Musk, in a public email to employees sent on Friday, downplayed any concerns, promising to soon report the company’s best quarter in its history.
“For a while, there will be a lot of fuss and noise in the media. Just ignore them. Results are what matter and we are creating the most mind-blowing growth in the history of the automotive industry,” he wrote.
[Related: Tesla sinks after Elon Musk scraps plan to take company private]
Launched in 2003, Tesla has taken all-electric vehicles mainstream with its high-end models. Production of the company’s mass-market car, known as the Model 3, has been plagued with issues, however. While the Model 3 is one of the best-selling automobiles in the United States, Tesla was having difficulty producing enough to meet demand until recently. In July, the company reportedly achieved its target of producing 5,000 units in a week for the first time, but it has yet to turn a quarterly profit.
Competitors, meanwhile, have begun to gain ground, particularly on the self-driving technology that Tesla is also developing.
General Motors has teamed up with Waymo, Google-parent company Alphabet’s autonomous vehicle arm, and already begun on-road testing. Analysts at Morgan Stanley said Tesla likely has a higher cost of capital compared with Waymo and that Musk’s company is potentially less capable of monetizing related business lines.
“We assume Tesla gets off to a faster start than Waymo in terms of shared miles accumulation, but that Waymo catches up and surpasses Tesla just a few years later and with likely a more sustainable and protected business model,” the analysts wrote.
Musk’s behavior poses an additional risk. His tweet about the plan to take Tesla private sent shock-waves through the investor community, leaving shareholders guessing at whether his comment that “funding secured” was accurate.
The Securities and Exchange Commission reportedly is investigating the claim, which Musk said was based on talks with a Saudi investor. He has since walked back the plan — which he said was motivated by a desire to prevent so-called “short-sellers” from profiting at Tesla’s expense — and is said to be likely to settle with the regulator after an investigation as long as six months.
Musk’s office did not respond to an interview request for this article. Earlier this week, BuzzFeed posted emails in which the CEO reiterated inflammatory comments about a British diver who helped rescue a youth soccer team caught in a cave in Thailand. Musk labeled his comments “off the record” but the news outlet published them anyway, arguing that the reporter didn’t agree to the terms of the exchange.
Journalists typically must consent beforehand to an “off the record” discussion for the arrangement to take effect.
Amid the uproar, two top Tesla executives departed on Friday. In a note announcing his resignation, the company’s accounting chief attributed his decision to the heightened scrutiny on Tesla.

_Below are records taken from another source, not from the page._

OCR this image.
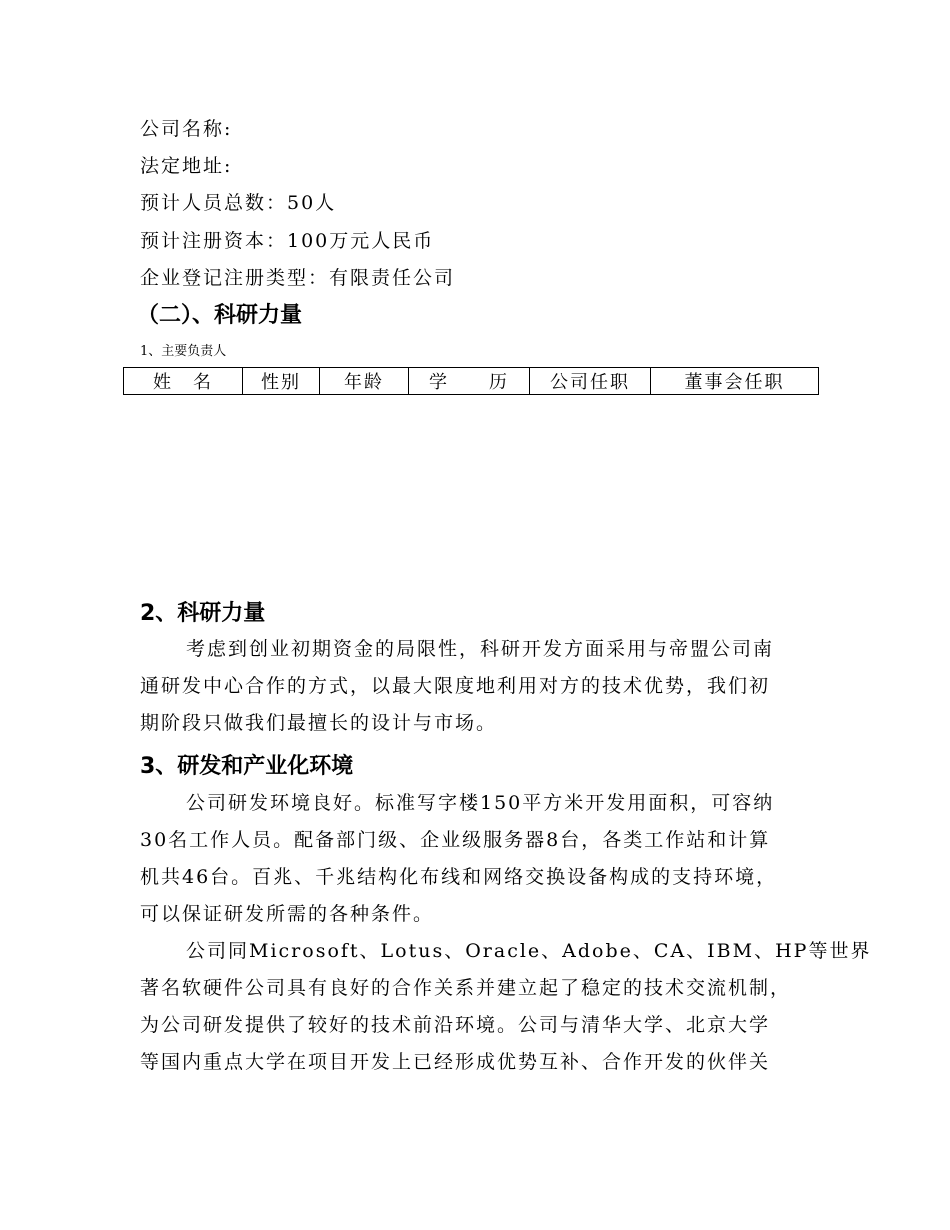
公司名称:
法定地址:
预计人员总数：50人
预计注册资本：100万元人民币
企业登记注册类型：有限责任公司
（二）、科研力量
1、主要负责人
姓　名	性别	年龄	学　　历	公司任职	董事会任职
2、科研力量
考虑到创业初期资金的局限性，科研开发方面采用与帝盟公司南
通研发中心合作的方式，以最大限度地利用对方的技术优势，我们初
期阶段只做我们最擅长的设计与市场。
3、研发和产业化环境
公司研发环境良好。标准写字楼150平方米开发用面积，可容纳
30名工作人员。配备部门级、企业级服务器8台，各类工作站和计算
机共46台。百兆、千兆结构化布线和网络交换设备构成的支持环境，
可以保证研发所需的各种条件。
公司同Microsoft、Lotus、Oracle、Adobe、CA、IBM、HP等世界
著名软硬件公司具有良好的合作关系并建立起了稳定的技术交流机制，
为公司研发提供了较好的技术前沿环境。公司与清华大学、北京大学
等国内重点大学在项目开发上已经形成优势互补、合作开发的伙伴关
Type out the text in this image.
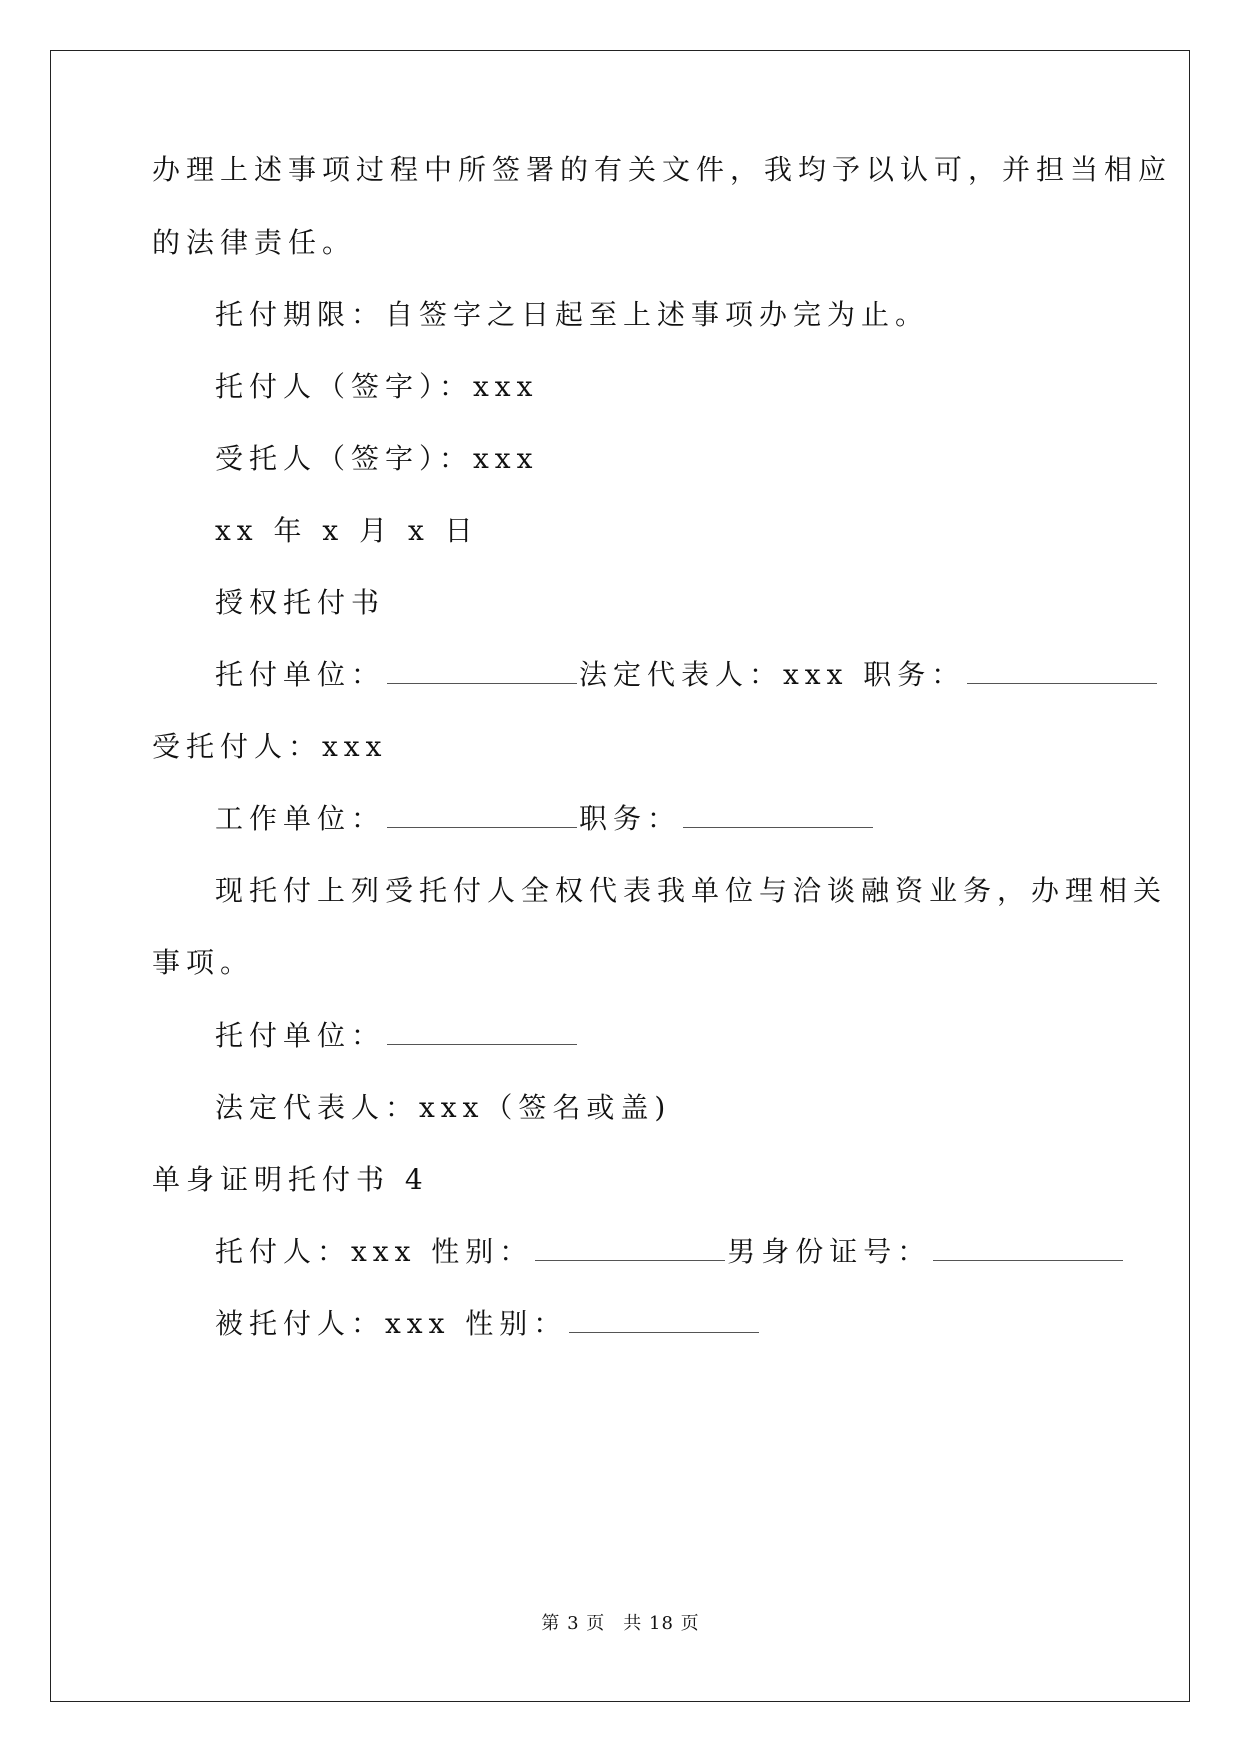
办理上述事项过程中所签署的有关文件，我均予以认可，并担当相应
的法律责任。
托付期限：自签字之日起至上述事项办完为止。
托付人（签字）：xxx
受托人（签字）：xxx
xx 年 x 月 x 日
授权托付书
托付单位：	法定代表人：xxx 职务：
受托付人：xxx
工作单位：	职务：
现托付上列受托付人全权代表我单位与洽谈融资业务，办理相关
事项。
托付单位：
法定代表人：xxx（签名或盖)
单身证明托付书 4
托付人：xxx 性别：	男身份证号：
被托付人：xxx 性别：
第 3 页 共 18 页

“The level of public attention placed on the company, as well as the pace within the company, have exceeded my expectations,” said Dave Morton, who worked at Tesla less than a month. “As a result, this caused me to reconsider my future.”
Tesla dropped 6.3 percent to $263.24 in New York trading after the announcement. The company’s stock price has fluctuated widely throughout the year, often tied to headlines about Musk’s behavior or issues with Model 3 production. It peaked for the year at $379.57 in August, then slid as questions mounted about Musk’s plans to offer a buyout of $420 a share.